Меня повергло в нокаут известие, в миг облетевшее колонию:
— Новый начальник… Полигрова забрали в столицу…
«Выцыганил должностенку», — чуть не скрутило меня.
Я упускал время, отбиваясь от Рыбакова. А мой основной вопрос повисал в воздухе.
Метнулся к Казакову:
— Пока вы начальник… Дайте команду выпустить меня в отпуск… Я вам… — вытащил пачку векселей. — Там пятьсот тысяч!
Я знал, что волевым решением Казакова меня могли выпустить из зоны.
— Это что, кредит из Уругвая? — не поняв, о чем идет речь, спросил Казаков.
— Да, из Уругвая… — поперхнулся я.
— Хорошо, — протянул Казаков.
— Отпустите в отпуск! — закричал я.
— Э, не… Я отпуск на себя не возьму! Это начальник…
— Но вы же еще исполняете его обязанности!
— Если бы, — подполковник показал бумажку с телетайпа.
— У-у-у, — провыл я, выбегая с пачкой из кабинета.

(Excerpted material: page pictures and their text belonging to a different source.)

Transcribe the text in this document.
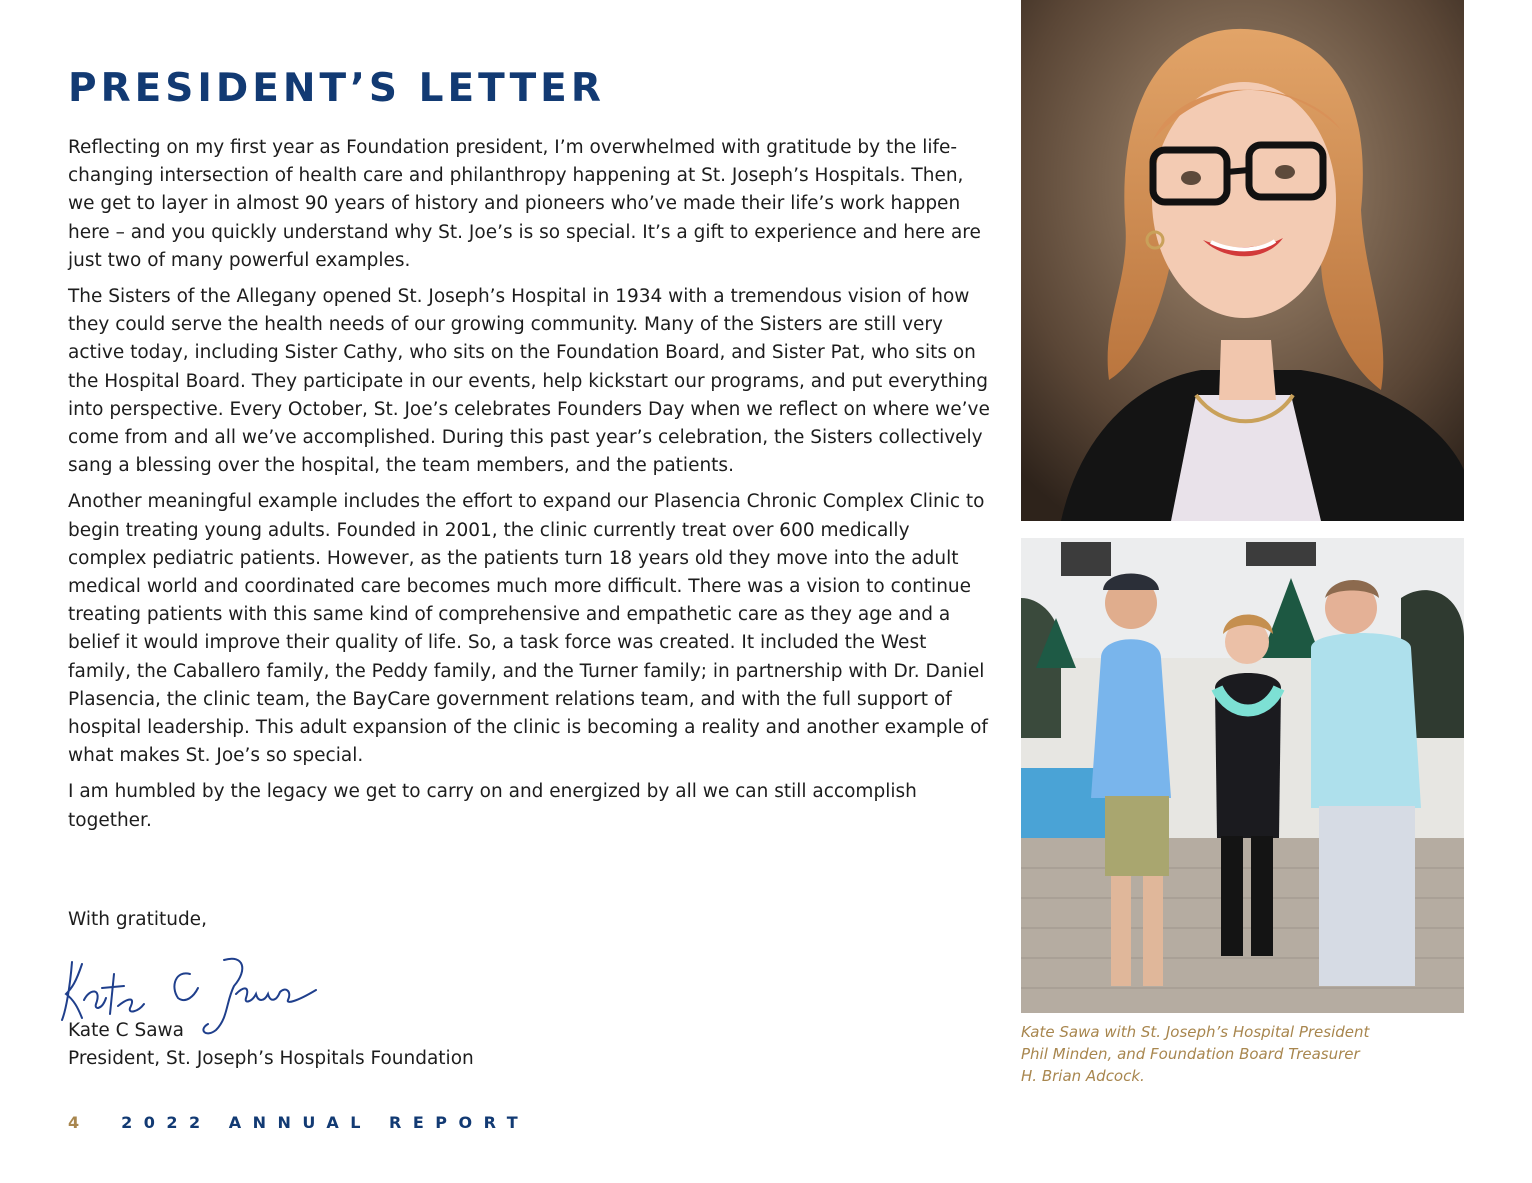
PRESIDENT’S LETTER

Reflecting on my first year as Foundation president, I’m overwhelmed with gratitude by the life-changing intersection of health care and philanthropy happening at St. Joseph’s Hospitals. Then, we get to layer in almost 90 years of history and pioneers who’ve made their life’s work happen here – and you quickly understand why St. Joe’s is so special. It’s a gift to experience and here are just two of many powerful examples.

The Sisters of the Allegany opened St. Joseph’s Hospital in 1934 with a tremendous vision of how they could serve the health needs of our growing community. Many of the Sisters are still very active today, including Sister Cathy, who sits on the Foundation Board, and Sister Pat, who sits on the Hospital Board. They participate in our events, help kickstart our programs, and put everything into perspective. Every October, St. Joe’s celebrates Founders Day when we reflect on where we’ve come from and all we’ve accomplished. During this past year’s celebration, the Sisters collectively sang a blessing over the hospital, the team members, and the patients.

Another meaningful example includes the effort to expand our Plasencia Chronic Complex Clinic to begin treating young adults. Founded in 2001, the clinic currently treat over 600 medically complex pediatric patients. However, as the patients turn 18 years old they move into the adult medical world and coordinated care becomes much more difficult. There was a vision to continue treating patients with this same kind of comprehensive and empathetic care as they age and a belief it would improve their quality of life. So, a task force was created. It included the West family, the Caballero family, the Peddy family, and the Turner family; in partnership with Dr. Daniel Plasencia, the clinic team, the BayCare government relations team, and with the full support of hospital leadership. This adult expansion of the clinic is becoming a reality and another example of what makes St. Joe’s so special.

I am humbled by the legacy we get to carry on and energized by all we can still accomplish together.

With gratitude,
Kate C Sawa
President, St. Joseph’s Hospitals Foundation
4	2022 ANNUAL REPORT
Kate Sawa with St. Joseph’s Hospital President
Phil Minden, and Foundation Board Treasurer
H. Brian Adcock.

— Оприходуйте кредит в бухгалтерии! — раздался мне вслед голос подполковника.
— Еще чего…
Я успел сунуть пакет под линолеум в техотделе, когда за мной прибежали опера. Но ни просьбы отдать векселя по-хорошему, ни угрозы размазать меня по стене, ни сгноить в штрафном изоляторе не сломили меня: ценные бумаги я не отдал. Не помогла им даже собака, которая не унюхала пакет — я туда предусмотрительно сунул щепотку табака.
В колонии целую неделю продолжался шмон. Перевернули все кровати, обыскали все станки в цехах, столы в заводоуправлении, залезли в вытяжные трубы в столовой, разобрали до винтика компьютер, отдирали даже обивку со стульев, но тщетно.
А меня перевели в казарму.
Однажды за мной пришли, дали пять минут на сборы, провели мимо окон техотдела, где хранился пакет с векселями. Я мысленно простился с ценными бумагами:
— Ждите меня, голубки!
Меня не покидала надежда вернуть их себе.